Este ano, até maio, registaram-se 66 acidentes em terrenos agrícolas, que provocaram 22 mortos, 13 feridos graves e 33 feridos leves.

Em relação aos acidentes com tratores ocorridos na via pública, a GNR registou de norte a sul, em 2013, 48 acidentes, 26 mortes, 23 feridos graves e 11 feridos leves.

Até julho deste ano, a GNR tem a informação de 20 destes acidentes, os quais causaram 15 vítimas mortais, 23 feridos graves e dois feridos leves.

Os dados disponibilizados pelo Comando-Geral da GNR demonstram que a maioria dos acidentes com tratores acontece em terrenos agrícolas/privados, local onde se verifica também a grande maioria das vítimas mortais.

Leiria (16), Guarda (13), Viseu (12) e Santarém (nove) são os distritos onde se verificaram mais acidentes em terrenos agrícolas em 2013.

De acordo com o Comando-Geral da GNR, as causas dos acidentes com tratores agrícolas devem-se a vários fatores.

“A falta de manutenção do veículo, a falta de uma estrutura de proteção (o denominado ‘arco de Santo António´), a fadiga provocada por excesso de horas de trabalho, a condução sob o efeito de álcool e o excesso de carga”, aponta a GNR.

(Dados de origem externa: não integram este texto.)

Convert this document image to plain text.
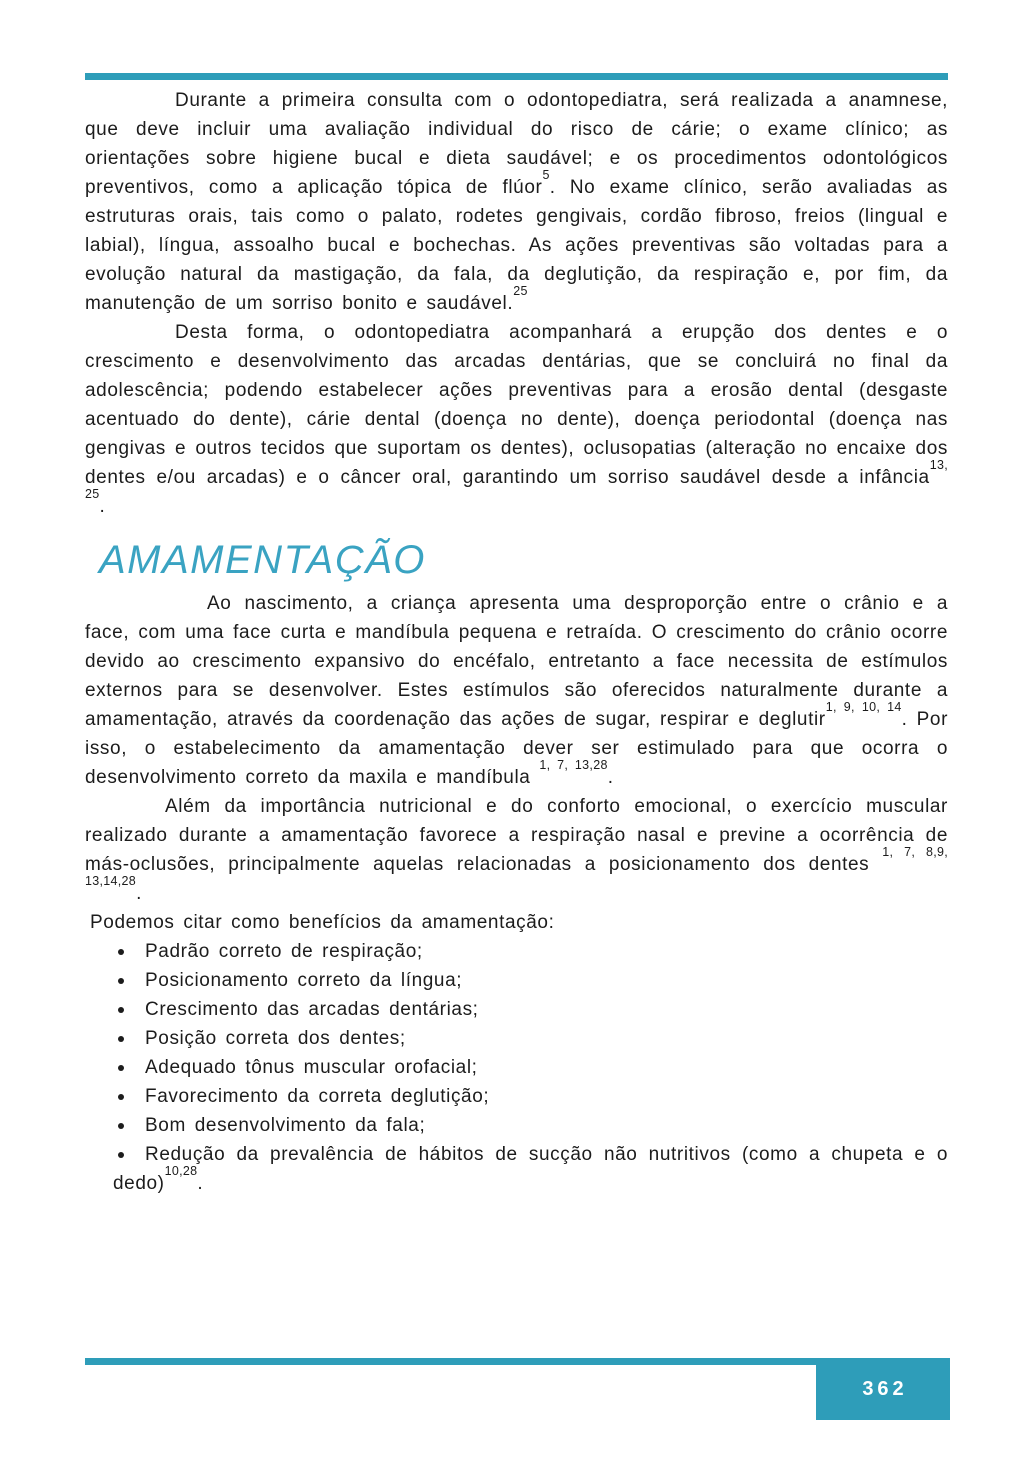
Durante a primeira consulta com o odontopediatra, será realizada a anamnese, que deve incluir uma avaliação individual do risco de cárie; o exame clínico; as orientações sobre higiene bucal e dieta saudável; e os procedimentos odontológicos preventivos, como a aplicação tópica de flúor$^5$. No exame clínico, serão avaliadas as estruturas orais, tais como o palato, rodetes gengivais, cordão fibroso, freios (lingual e labial), língua, assoalho bucal e bochechas. As ações preventivas são voltadas para a evolução natural da mastigação, da fala, da deglutição, da respiração e, por fim, da manutenção de um sorriso bonito e saudável.$^{25}$

Desta forma, o odontopediatra acompanhará a erupção dos dentes e o crescimento e desenvolvimento das arcadas dentárias, que se concluirá no final da adolescência; podendo estabelecer ações preventivas para a erosão dental (desgaste acentuado do dente), cárie dental (doença no dente), doença periodontal (doença nas gengivas e outros tecidos que suportam os dentes), oclusopatias (alteração no encaixe dos dentes e/ou arcadas) e o câncer oral, garantindo um sorriso saudável desde a infância$^{13, 25}$.

AMAMENTAÇÃO

Ao nascimento, a criança apresenta uma desproporção entre o crânio e a face, com uma face curta e mandíbula pequena e retraída. O crescimento do crânio ocorre devido ao crescimento expansivo do encéfalo, entretanto a face necessita de estímulos externos para se desenvolver. Estes estímulos são oferecidos naturalmente durante a amamentação, através da coordenação das ações de sugar, respirar e deglutir$^{1, 9, 10, 14}$. Por isso, o estabelecimento da amamentação dever ser estimulado para que ocorra o desenvolvimento correto da maxila e mandíbula $^{1, 7, 13,28}$.

Além da importância nutricional e do conforto emocional, o exercício muscular realizado durante a amamentação favorece a respiração nasal e previne a ocorrência de más-oclusões, principalmente aquelas relacionadas a posicionamento dos dentes $^{1, 7, 8,9, 13,14,28}$.

Podemos citar como benefícios da amamentação:

Padrão correto de respiração;
Posicionamento correto da língua;
Crescimento das arcadas dentárias;
Posição correta dos dentes;
Adequado tônus muscular orofacial;
Favorecimento da correta deglutição;
Bom desenvolvimento da fala;
Redução da prevalência de hábitos de sucção não nutritivos (como a chupeta e o dedo)$^{10,28}$.
362
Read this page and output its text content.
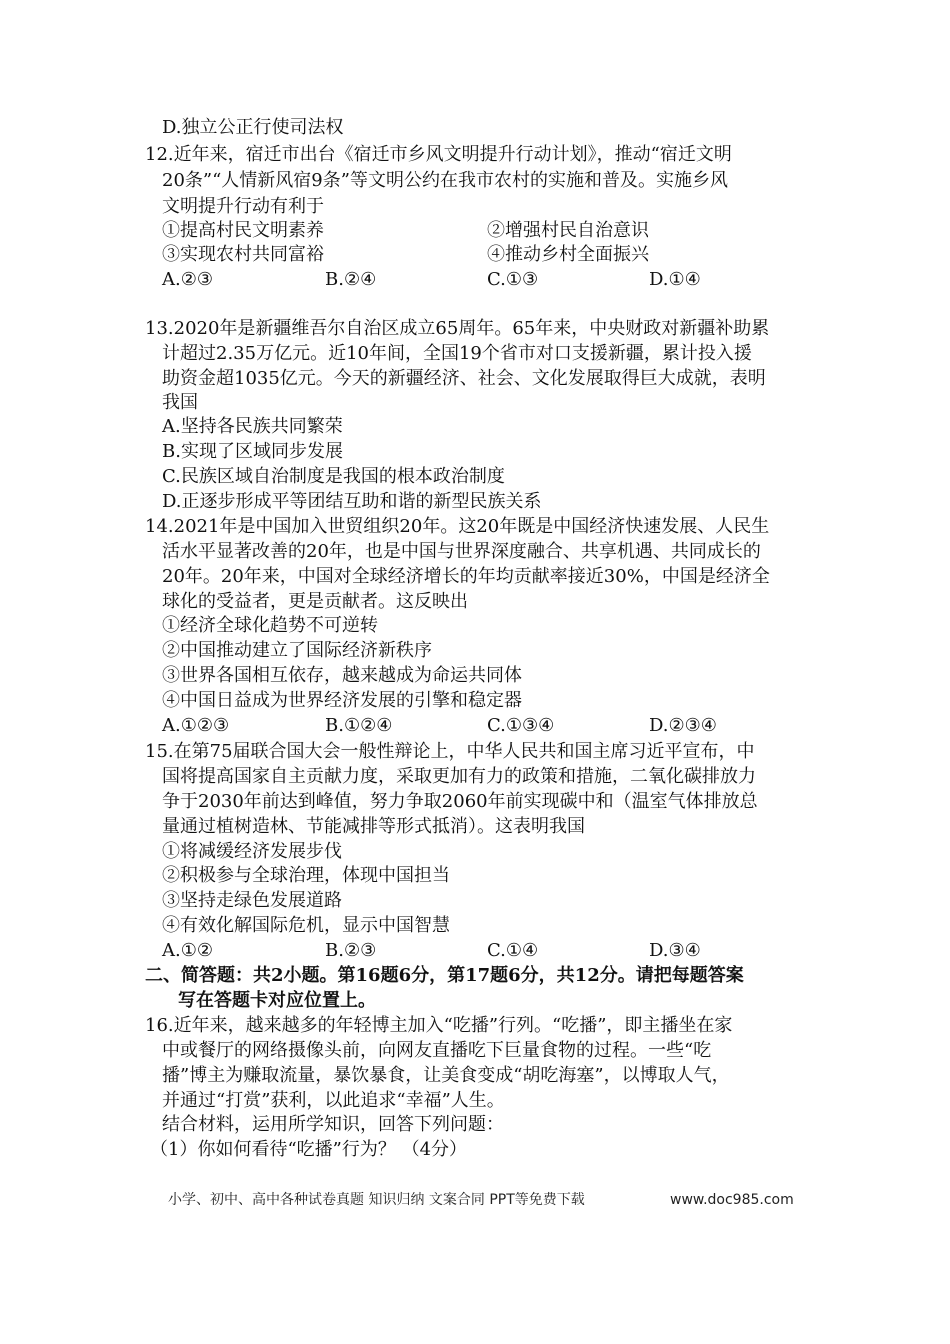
D.独立公正行使司法权
12.近年来，宿迁市出台《宿迁市乡风文明提升行动计划》，推动“宿迁文明
20条”“人情新风宿9条”等文明公约在我市农村的实施和普及。实施乡风
文明提升行动有利于
①提高村民文明素养	②增强村民自治意识
③实现农村共同富裕	④推动乡村全面振兴
A.②③	B.②④	C.①③	D.①④
13.2020年是新疆维吾尔自治区成立65周年。65年来，中央财政对新疆补助累
计超过2.35万亿元。近10年间，全国19个省市对口支援新疆，累计投入援
助资金超1035亿元。今天的新疆经济、社会、文化发展取得巨大成就，表明
我国
A.坚持各民族共同繁荣
B.实现了区域同步发展
C.民族区域自治制度是我国的根本政治制度
D.正逐步形成平等团结互助和谐的新型民族关系
14.2021年是中国加入世贸组织20年。这20年既是中国经济快速发展、人民生
活水平显著改善的20年，也是中国与世界深度融合、共享机遇、共同成长的
20年。20年来，中国对全球经济增长的年均贡献率接近30%，中国是经济全
球化的受益者，更是贡献者。这反映出
①经济全球化趋势不可逆转
②中国推动建立了国际经济新秩序
③世界各国相互依存，越来越成为命运共同体
④中国日益成为世界经济发展的引擎和稳定器
A.①②③	B.①②④	C.①③④	D.②③④
15.在第75届联合国大会一般性辩论上，中华人民共和国主席习近平宣布，中
国将提高国家自主贡献力度，采取更加有力的政策和措施，二氧化碳排放力
争于2030年前达到峰值，努力争取2060年前实现碳中和（温室气体排放总
量通过植树造林、节能减排等形式抵消）。这表明我国
①将减缓经济发展步伐
②积极参与全球治理，体现中国担当
③坚持走绿色发展道路
④有效化解国际危机，显示中国智慧
A.①②	B.②③	C.①④	D.③④
二、简答题：共2小题。第16题6分，第17题6分，共12分。请把每题答案
写在答题卡对应位置上。
16.近年来，越来越多的年轻博主加入“吃播”行列。“吃播”，即主播坐在家
中或餐厅的网络摄像头前，向网友直播吃下巨量食物的过程。一些“吃
播”博主为赚取流量，暴饮暴食，让美食变成“胡吃海塞”，以博取人气，
并通过“打赏”获利，以此追求“幸福”人生。
结合材料，运用所学知识，回答下列问题：
（1）你如何看待“吃播”行为？ （4分）
小学、初中、高中各种试卷真题 知识归纳 文案合同 PPT等免费下载	www.doc985.com
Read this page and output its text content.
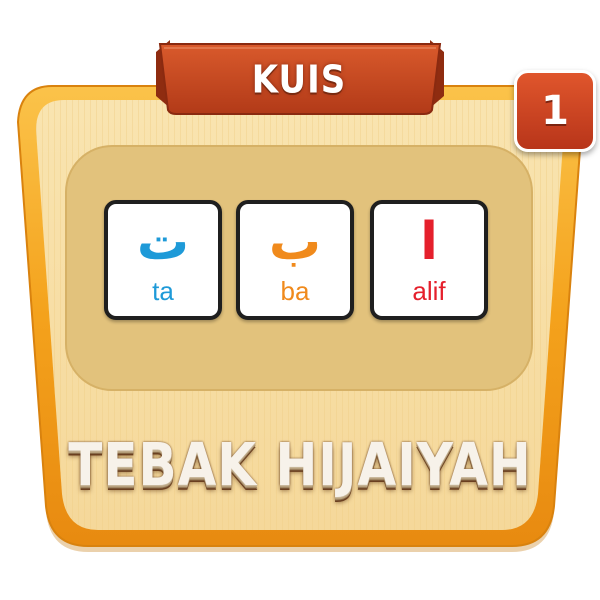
KUIS
1
ت
ta
ب
ba
ا
alif
TEBAK HIJAIYAH
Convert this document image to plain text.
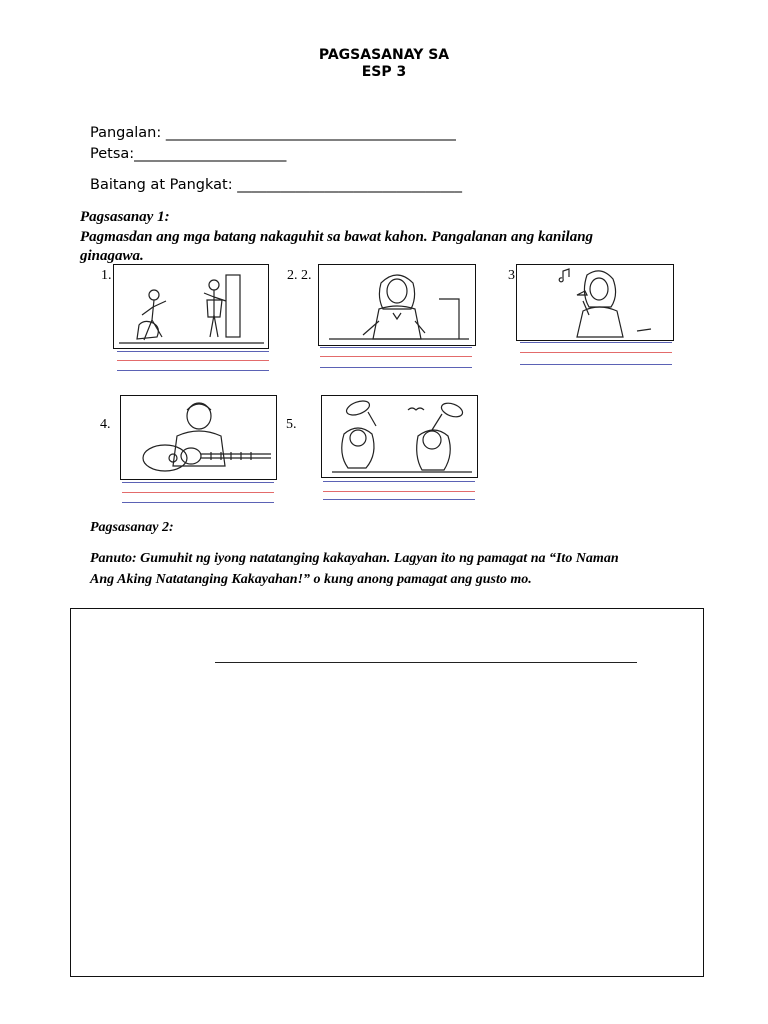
PAGSASANAY SA
ESP 3
Pangalan: ________________________________________
Petsa:_____________________
Baitang at Pangkat: _______________________________
Pagsasanay 1:
Pagmasdan ang mga batang nakaguhit sa bawat kahon. Pangalanan ang kanilang ginagawa.
1.	2. 2.	3
4.	5.
Pagsasanay 2:
Panuto: Gumuhit ng iyong natatanging kakayahan. Lagyan ito ng pamagat na “Ito Naman
Ang Aking Natatanging Kakayahan!” o kung anong pamagat ang gusto mo.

Agricultores não estão preocupados

O presidente da Confederação dos Agricultores de Portugal (CAP) diz que os acidentes com tratores agrícolas não são um assunto que “esteja na ordem do dia” nem é uma das preocupações dos agricultores.

“Não é um assunto que nos chegue a nós como uma preocupação dos agricultores. Há cada vez mais mecanismos de segurança nos tratores porque são obrigatórios por parte das autoridades nacionais, mas sobretudo por serem obrigatórios em termos da transposição da legislação comunitária”, sublinha o presidente da CAP, em declarações à Lusa.

João Machado acrescenta que há cada vez mais formação profissional nesta área e que, em matéria de acidentes com tratores agrícolas, Portugal tem evoluído.

“Há uns anos este era um problema recorrente que nos chegava em termos de preocupação dos agricultores e deixou de ser um problema. Deixou de haver um reporte à CAP de acidentes graves e com mortes. Claro que existem, mas já não na dimensão que havia anteriormente”, sustenta.